Adam's been traveling for work for about 95% of the time we've been together. We had one semester together at college, and that summer he started working and being sent out to projects. Whether he's a consultant, a salesman, a project manager, or a specialist, he's always had an element of being "on the road".
But because of that, I'm used to it. I don't panic when I'm the only adult at home. It didn't bother me when we were engaged, when we were married and childless, when we had one child, and now when we have two. It's part of his job, it's part of our life, and I'm very comfortable with this life.
When a friend is anticipating a business trip and a few days of solo parenting, I’m often the one they turn to for advice. Somehow I’ve become the “pro” at short term solo parenting.
My tips are simple:
1) Get Up Early
I'm incredibly spoiled, and generally I can stay in bed until the girls get up (don't get too jealous, it's usually between 6:30 and 7). Adam will get them up and send them into our room to jump on me. When he's gone, I'm the one getting them up. I've learned the hard way that everything goes much more smoothly when I'm already out of bed before the first stirrings in their rooms.
Know whatever your "tricky times" will be and prepare to handle them. f you normally have help in the mornings, spend a few minutes at night getting everything set out. If solo bath and bed is what’s scary, start the routine early so you aren’t so stressed.
3) Make Dinner Easy
If your kids are anything like mine this can be a treat! This is when I’ll do breakfast for dinner or a burrito bar. Sometimes we have a picnic in the living room. We don’t often eat “kid food” for dinner, but these weeks are the perfect time to use that tool. I make meals in the slow cooker, or get casseroles ready in advance. Not worrying about cooking helps a lot when 5:00 comes.
4) Treat Yourself
I remind myself every time that when the girls are in bed I need to carve out time to relax. Watch your favorite movie, curl up with a book, give yourself a pedicure while watching reality TV. Instead of doing chores like crazy after bedtime, I’ll let the girls watch a show while I organize the kitchen.
5) Use Your Friends
When my husband’s off on a long trip, we’ll often do an extended play date. Instead of two hours in the morning, we’ll stay through the afternoon. We'll set up outings in the afternoons that I wouldn't normally do. I have some adult company for a while, and two moms on four kids can feel much easier than one on two.
6) Get a Break
We have a deal. I take some time away, to myself, one weekend afternoon. If he’s in a period of heavy travel, I’ll take two. Recharging with some time away makes me a better mom when I’m home alone.
7) Find Time to Connect
Adam tries to call when the girls and I are eating dinner. I put the phone on speaker phone, or we’ll Skype, and he’s part of our dinner conversation. If that’s not possible, we find another time. We stay connected, and the girls understand where he is and what he’s doing.
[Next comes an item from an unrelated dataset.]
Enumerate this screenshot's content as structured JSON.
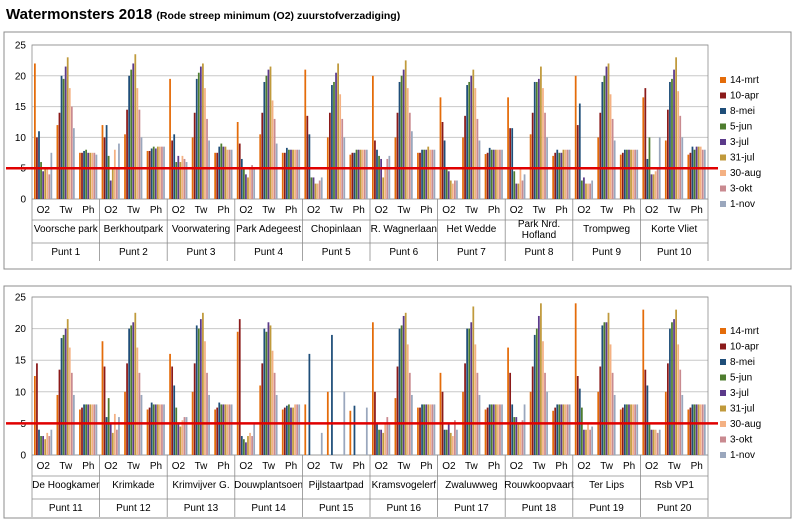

8) Relax. You can do this.
If this isn't something you do often, you might want to panic about all the "what-ifs". Don't. Don’t line up babysitters and family. Give yourself a chance to succeed. I’ve done this with a newborn who was waking up multiple times a night and a toddler, a teething baby and a two year old, and two feisty toddlers. We always survive – and thrive.
To some, it may sound tough and overwhelming, but I don’t know life any other way. When I compare our life to a military family, we have it easy. When I compare life to someone where the dad is working two back to back shifts, we have it easy.
When Daddy's away...we still love to play!